The Farm – WEDNESDAY (11 – 7).

Northside – Friday 3 – 7 farmers market in Allegheny Commons.

Mt Lebanon Uptown Market – Saturday 9-12

Squirrel Hill Market – Sunday 9 – 1 at the Beacon/Bartlett Parking Lot

East Liberty Market – CANCELED FOR 4th OF JULY (normally: Monday 3:30 – 6:30 – at the new Liberty Green Park). We’ll add on an extra week at the end of the season for folks who missed this pickup.

Forth of July celebration:

Join in the community celebration and bring some fireworks to share, Monday July 4th! We have a few boxes of bigger fireworks on hand. Come to the farm for a low key (but still quite nice) fireworks show and bonfire. We’re going to get out the grill. BYOB, make it a picnic (and/or) potluck and enjoy the evening, starting around 4 pm. Fireworks will start at dusk (9ish). Bring a camp chair or blanket and bug spray!

Field Update – by jen

Boy it’s dry out there. We’re irrigating on a daily basis and things still aren’t growing particularly quickly. We watched Friday night’s storm on the radar and in the distant horizon. The clouds parted just above Fawn Township and went north and south of the farm, leaving us dry as a bone. We have the beets and carrots well watered and the tomatoes, peppers, eggplant, tomatillos, cucumbers and squash all mulched (and watered). It’s just a matter of time and keeping ahead of the weeds!

To run the irrigation, I have to drive to the veggies fields and switch the filter to “waste”, then drive down our lane and connect the hose across the driveway. Then I go to the pump by the pond; drain the main line, fill the pump with gasoline, reconnect the mainline and start the pump (to get the water up to the field at the top of the hill). Then I hustle back out to the fields and switch the filter from “waste” to “rinse” and wait a minute, then switch it to “filter”. Then I walk around the fields checking and adjusting all the sprinklers and on/off valves. Most of the time there’s clogs, kinks, or holes which all need to be fixed for the irrigation to work properly. I let the pump run for about an hour and a half. Every half hour, I switch the on/off valves, so each section of the field gets watered, as the pump doesn’t have enough pressure to water all the crops at the same time. So…. there’s a day in the life of watering crops!

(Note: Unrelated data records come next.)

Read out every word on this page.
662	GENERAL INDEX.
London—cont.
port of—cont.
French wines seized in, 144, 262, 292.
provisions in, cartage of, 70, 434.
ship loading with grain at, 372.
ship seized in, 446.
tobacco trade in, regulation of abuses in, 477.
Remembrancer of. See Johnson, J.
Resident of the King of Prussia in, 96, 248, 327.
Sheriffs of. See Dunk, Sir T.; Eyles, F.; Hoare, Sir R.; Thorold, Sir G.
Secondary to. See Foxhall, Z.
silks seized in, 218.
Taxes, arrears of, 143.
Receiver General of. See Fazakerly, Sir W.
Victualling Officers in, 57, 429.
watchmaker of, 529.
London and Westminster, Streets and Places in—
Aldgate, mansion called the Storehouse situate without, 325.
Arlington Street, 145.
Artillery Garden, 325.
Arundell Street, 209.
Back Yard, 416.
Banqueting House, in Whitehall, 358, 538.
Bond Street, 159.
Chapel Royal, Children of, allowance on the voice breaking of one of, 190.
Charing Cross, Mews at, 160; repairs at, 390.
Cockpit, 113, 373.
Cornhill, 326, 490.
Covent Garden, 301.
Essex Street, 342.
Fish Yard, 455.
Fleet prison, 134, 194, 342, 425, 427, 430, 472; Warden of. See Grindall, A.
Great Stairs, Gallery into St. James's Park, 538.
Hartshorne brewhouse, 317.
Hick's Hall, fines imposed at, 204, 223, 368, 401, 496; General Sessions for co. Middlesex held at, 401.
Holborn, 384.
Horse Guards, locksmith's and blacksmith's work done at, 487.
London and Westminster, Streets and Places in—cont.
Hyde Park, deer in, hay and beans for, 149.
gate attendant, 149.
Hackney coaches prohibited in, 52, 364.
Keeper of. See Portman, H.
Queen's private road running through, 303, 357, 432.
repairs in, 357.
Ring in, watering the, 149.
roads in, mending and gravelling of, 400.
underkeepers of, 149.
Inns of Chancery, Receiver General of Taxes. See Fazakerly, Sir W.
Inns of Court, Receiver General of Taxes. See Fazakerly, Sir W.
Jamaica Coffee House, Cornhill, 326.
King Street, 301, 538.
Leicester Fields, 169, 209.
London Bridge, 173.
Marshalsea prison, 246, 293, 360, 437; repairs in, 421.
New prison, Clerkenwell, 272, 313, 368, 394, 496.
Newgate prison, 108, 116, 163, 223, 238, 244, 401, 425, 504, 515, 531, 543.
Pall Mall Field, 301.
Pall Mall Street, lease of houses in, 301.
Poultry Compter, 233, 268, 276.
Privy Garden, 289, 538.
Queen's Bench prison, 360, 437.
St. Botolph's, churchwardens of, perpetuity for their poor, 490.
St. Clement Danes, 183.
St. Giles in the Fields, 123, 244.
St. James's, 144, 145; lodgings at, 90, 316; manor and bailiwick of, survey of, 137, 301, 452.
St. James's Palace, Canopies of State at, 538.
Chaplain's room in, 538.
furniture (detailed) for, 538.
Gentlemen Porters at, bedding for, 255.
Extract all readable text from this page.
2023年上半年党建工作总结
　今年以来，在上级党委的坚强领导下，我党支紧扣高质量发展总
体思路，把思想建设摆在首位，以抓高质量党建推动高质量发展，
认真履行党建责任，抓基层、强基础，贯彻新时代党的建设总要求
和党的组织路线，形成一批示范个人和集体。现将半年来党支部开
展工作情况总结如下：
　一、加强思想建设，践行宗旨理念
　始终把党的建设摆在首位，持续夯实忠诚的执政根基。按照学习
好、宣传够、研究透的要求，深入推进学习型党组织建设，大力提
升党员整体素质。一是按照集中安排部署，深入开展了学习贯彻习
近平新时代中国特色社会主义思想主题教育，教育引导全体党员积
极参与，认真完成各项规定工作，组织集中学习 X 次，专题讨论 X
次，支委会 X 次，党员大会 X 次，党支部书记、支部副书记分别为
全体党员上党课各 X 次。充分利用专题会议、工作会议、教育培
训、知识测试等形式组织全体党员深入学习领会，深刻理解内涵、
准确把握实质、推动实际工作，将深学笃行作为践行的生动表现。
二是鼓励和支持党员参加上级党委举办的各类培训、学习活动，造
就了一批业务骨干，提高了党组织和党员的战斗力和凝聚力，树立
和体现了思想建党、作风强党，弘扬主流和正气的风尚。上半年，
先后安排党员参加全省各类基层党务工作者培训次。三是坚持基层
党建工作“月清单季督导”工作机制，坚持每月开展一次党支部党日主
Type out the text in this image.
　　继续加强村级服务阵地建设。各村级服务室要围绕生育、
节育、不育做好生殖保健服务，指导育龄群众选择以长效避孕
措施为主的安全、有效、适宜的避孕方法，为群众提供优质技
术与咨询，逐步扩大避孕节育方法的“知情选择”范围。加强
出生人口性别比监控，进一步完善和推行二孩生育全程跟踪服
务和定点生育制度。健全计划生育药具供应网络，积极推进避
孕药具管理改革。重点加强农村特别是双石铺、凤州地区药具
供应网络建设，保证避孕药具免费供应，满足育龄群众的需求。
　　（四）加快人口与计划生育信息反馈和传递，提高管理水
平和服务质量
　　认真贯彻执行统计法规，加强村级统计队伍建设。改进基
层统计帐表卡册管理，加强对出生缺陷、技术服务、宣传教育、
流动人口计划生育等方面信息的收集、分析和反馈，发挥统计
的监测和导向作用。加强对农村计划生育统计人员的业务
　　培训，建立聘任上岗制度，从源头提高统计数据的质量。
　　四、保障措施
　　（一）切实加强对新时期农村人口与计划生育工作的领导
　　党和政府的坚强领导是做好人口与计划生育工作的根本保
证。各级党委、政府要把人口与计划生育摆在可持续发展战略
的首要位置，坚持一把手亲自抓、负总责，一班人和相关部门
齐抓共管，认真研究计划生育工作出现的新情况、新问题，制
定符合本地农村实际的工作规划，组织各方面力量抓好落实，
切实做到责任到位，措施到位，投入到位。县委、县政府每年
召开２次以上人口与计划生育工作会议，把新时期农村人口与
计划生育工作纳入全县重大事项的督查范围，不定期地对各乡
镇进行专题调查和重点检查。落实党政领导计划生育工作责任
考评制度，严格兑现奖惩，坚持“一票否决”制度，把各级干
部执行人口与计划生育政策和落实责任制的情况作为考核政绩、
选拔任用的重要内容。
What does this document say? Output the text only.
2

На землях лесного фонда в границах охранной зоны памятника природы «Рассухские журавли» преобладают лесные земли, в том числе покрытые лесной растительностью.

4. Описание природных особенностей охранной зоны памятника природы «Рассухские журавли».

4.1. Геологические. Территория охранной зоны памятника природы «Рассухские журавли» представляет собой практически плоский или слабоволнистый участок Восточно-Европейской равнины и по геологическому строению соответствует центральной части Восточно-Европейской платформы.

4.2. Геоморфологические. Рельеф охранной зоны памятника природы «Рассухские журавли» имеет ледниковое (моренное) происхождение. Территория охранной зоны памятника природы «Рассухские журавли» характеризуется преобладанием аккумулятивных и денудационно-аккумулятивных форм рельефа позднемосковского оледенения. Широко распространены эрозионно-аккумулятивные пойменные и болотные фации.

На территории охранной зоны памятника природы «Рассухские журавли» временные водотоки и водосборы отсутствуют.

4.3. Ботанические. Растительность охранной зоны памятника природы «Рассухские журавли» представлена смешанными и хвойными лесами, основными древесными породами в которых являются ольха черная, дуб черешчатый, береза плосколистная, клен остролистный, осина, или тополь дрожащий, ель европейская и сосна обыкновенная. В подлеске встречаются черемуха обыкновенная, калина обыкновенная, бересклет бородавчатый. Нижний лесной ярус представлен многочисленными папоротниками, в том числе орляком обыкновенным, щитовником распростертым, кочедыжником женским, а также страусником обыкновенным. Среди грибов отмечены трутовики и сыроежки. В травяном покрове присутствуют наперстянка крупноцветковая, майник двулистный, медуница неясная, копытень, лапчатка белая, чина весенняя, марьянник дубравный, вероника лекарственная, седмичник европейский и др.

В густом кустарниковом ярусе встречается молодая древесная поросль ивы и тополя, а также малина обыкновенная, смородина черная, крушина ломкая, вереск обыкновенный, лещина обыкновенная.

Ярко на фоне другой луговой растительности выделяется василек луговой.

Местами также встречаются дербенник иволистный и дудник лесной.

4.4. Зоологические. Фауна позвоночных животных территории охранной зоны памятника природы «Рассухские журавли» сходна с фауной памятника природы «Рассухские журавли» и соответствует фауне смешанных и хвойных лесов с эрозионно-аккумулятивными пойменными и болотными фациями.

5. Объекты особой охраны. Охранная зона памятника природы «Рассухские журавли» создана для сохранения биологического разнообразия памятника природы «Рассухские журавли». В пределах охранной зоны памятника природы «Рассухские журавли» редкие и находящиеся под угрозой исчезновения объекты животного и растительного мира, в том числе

We will continue to bring in extra produce from the organic farmers up north. We plan to supplement the CSA with some squash and cucumbers. I know you’re reaching your limit on lettuce – but you’re going to miss it come mid-summer, when you’re back to wanting big salads with all those fresh cherry tomatoes! We keep seeding lettuce in the greenhouse and planting it in the fields, with the plan that conditions will be just right all summer long!

We’re trying out a couple new summer greens – Red Leaf Amaranth and Tokyo Bekana – both of which (apparently) hold up to the summer heat and pest pressure relatively well. They are just big enough to transplant into the fields – so a harvest in two more weeks would be reasonable.

The garlic should be bulbing up soon – but it’s been so dry, and it’s planted in a section of the fields that doesn’t get irrigation, so I’m not feeling confident that we’ll get nice sized garlic bulbs this year. Last fall we planted and then heavily mulched it with wood chips, so we’ve done good job with controlling the weed pressure. We also run the chicken tractors down the outside of the beds. We’re fertilizing next year’s garlic beds now. The Garlic Harvest is only a couple of weeks away!

We’re seeding fall crops in the greenhouse and are already thinking and planning for the fall harvest. Time flies!